The Office of Consumers’ Counsel of Ohio attacked the reasonableness of the surcharge as well as the finding that Great Plains qualified as an RD&D project. General Motors made the claim that FERC had failed to consider alternative financing schemes which might spread the burdens more fairly, and also asserted that the imposition of a surcharge during construction was an abuse of discretion. The submissions by the State of Michigan and amicus, The Process Gas Consumers Group and The American Iron and Steel Institute, contained similar arguments. The Public Service Commission of New York State argued that FERC improperly failed to consider available methods for spreading the costs of the Great Plains project to customers of pipelines other than the project’s sponsors. It also claimed that FERC failed to take the necessary and available steps to ensure that unnecessary expenditures by the applicants would not end up being foisted upon the ratepayers. In light of our holding in this case, we deem it unnecessary to address these claims further.

. P.L. 93-577, 88 Stat. 1878 (1974); see p. 1140 supra.

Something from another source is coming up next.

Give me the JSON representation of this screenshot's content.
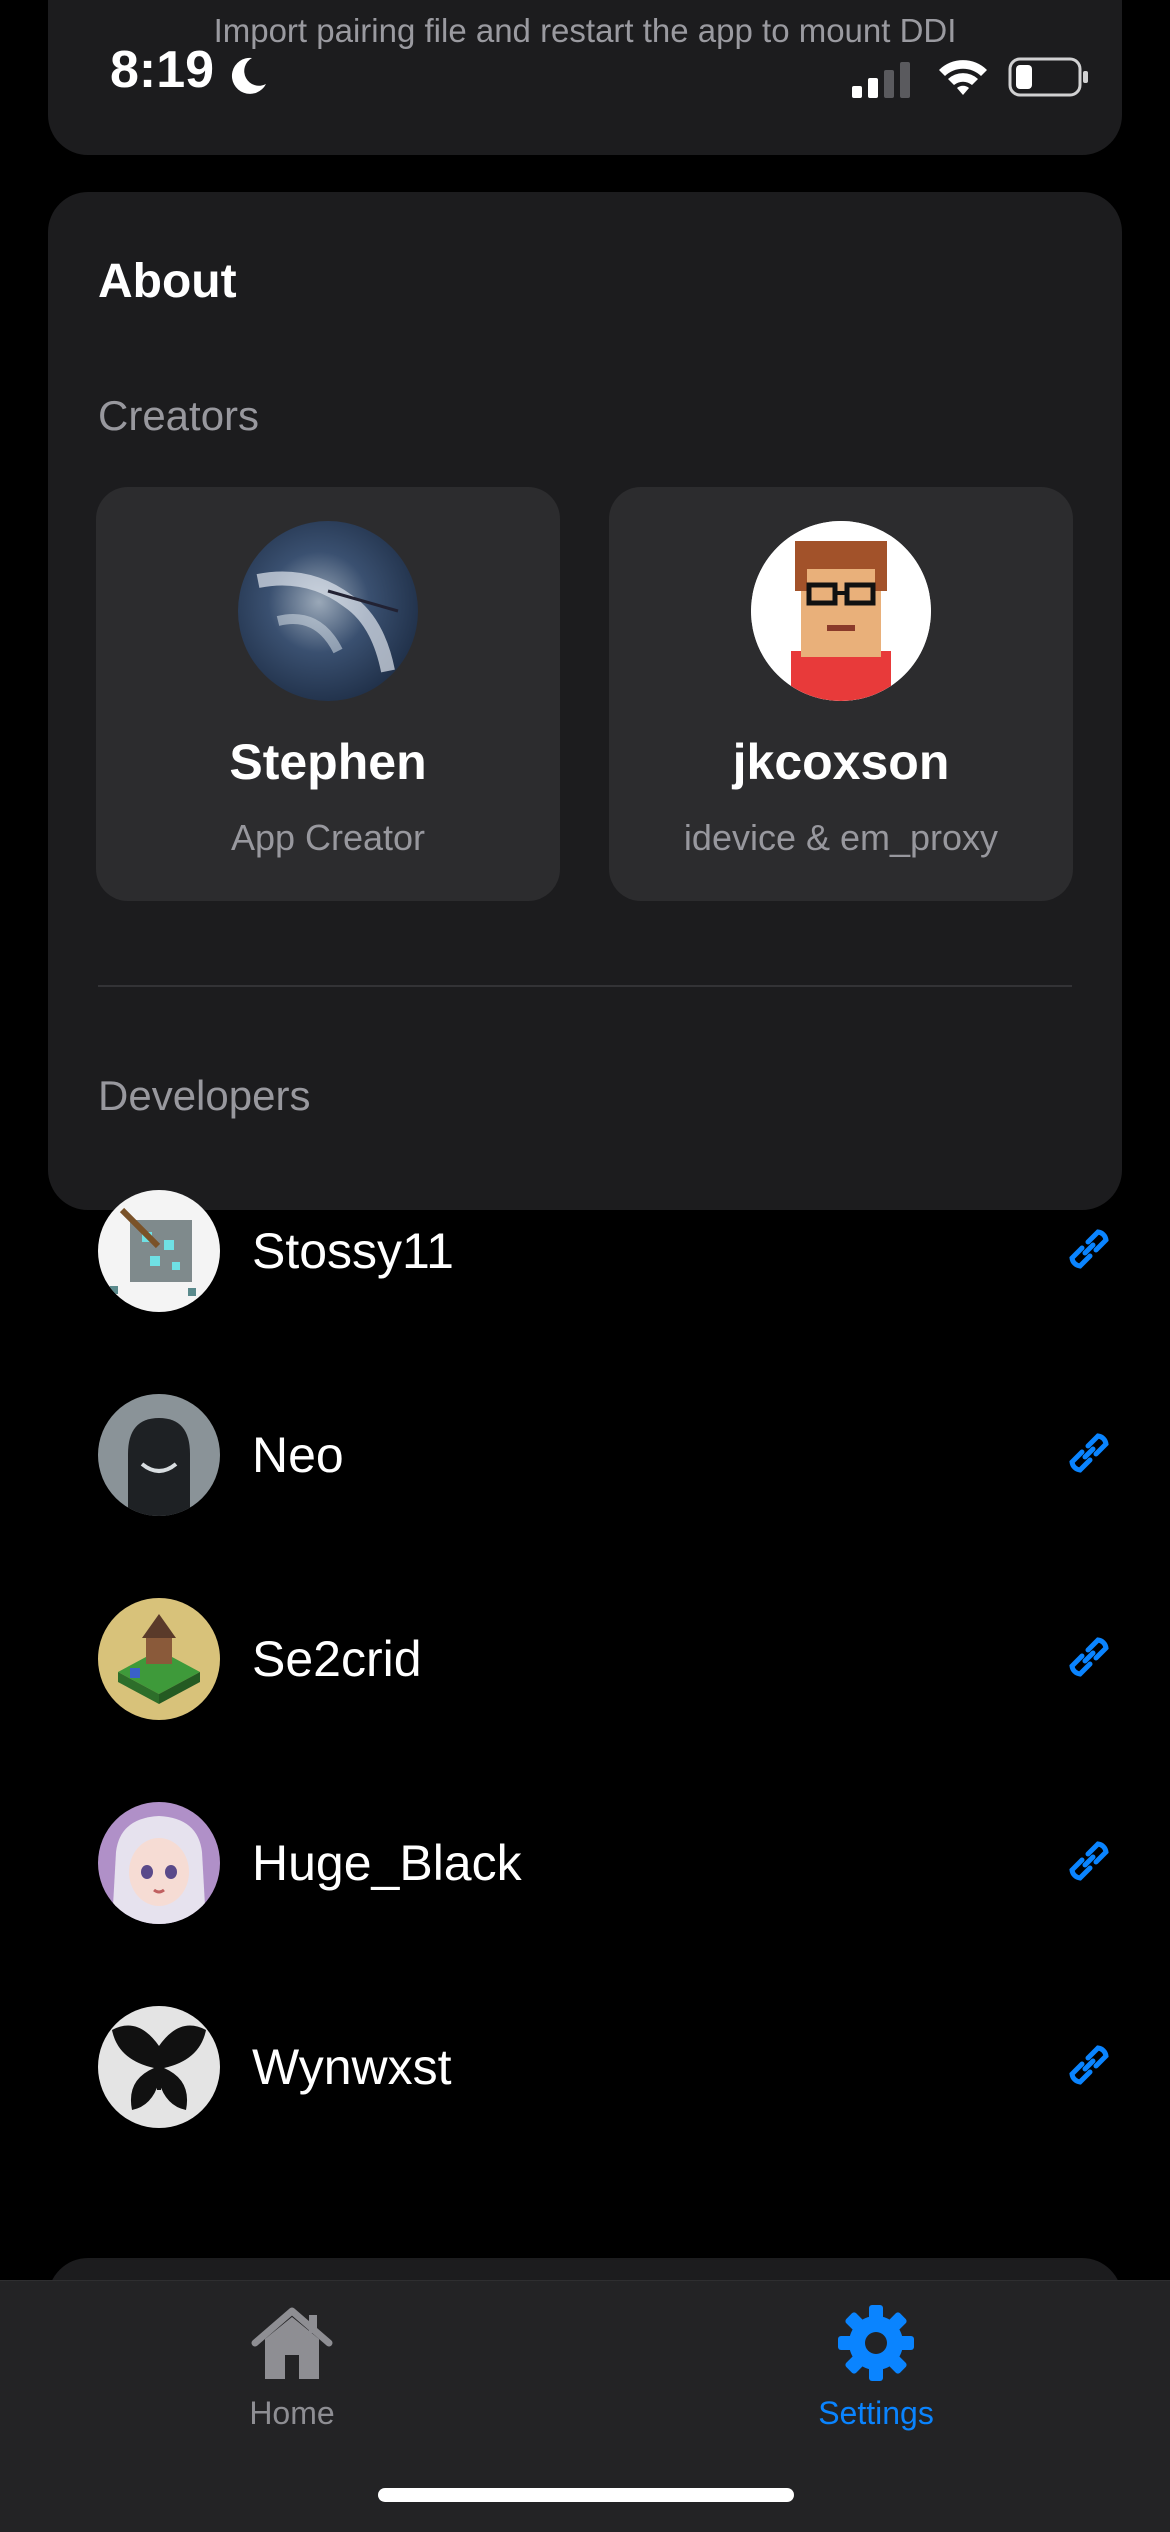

. This court was informed by intervenor Great Plains Gasification Associates in a motion filed November 20, 1980, that the Department of Energy issued a conditional loan guarantee commitment of up to $1.5 billion for the Great Plains project on November 19, 1980. Intervenor asserts in that motion that because of this new loan guarantee commitment it will be able to finance the project without any requirement for consumer repayment of debt in the event of tiie project’s abandonment. We recognize, however, that the terms of this new DOE commitment assumed that the financing scheme approved by FERC in Opinion No. 69 would form the basis of the project’s financing. Our holding today invalidates that assumption, and further proceedings by FERC to revise its tariff orders may therefore be needed to take account of both the new loan commitment and this court’s decision.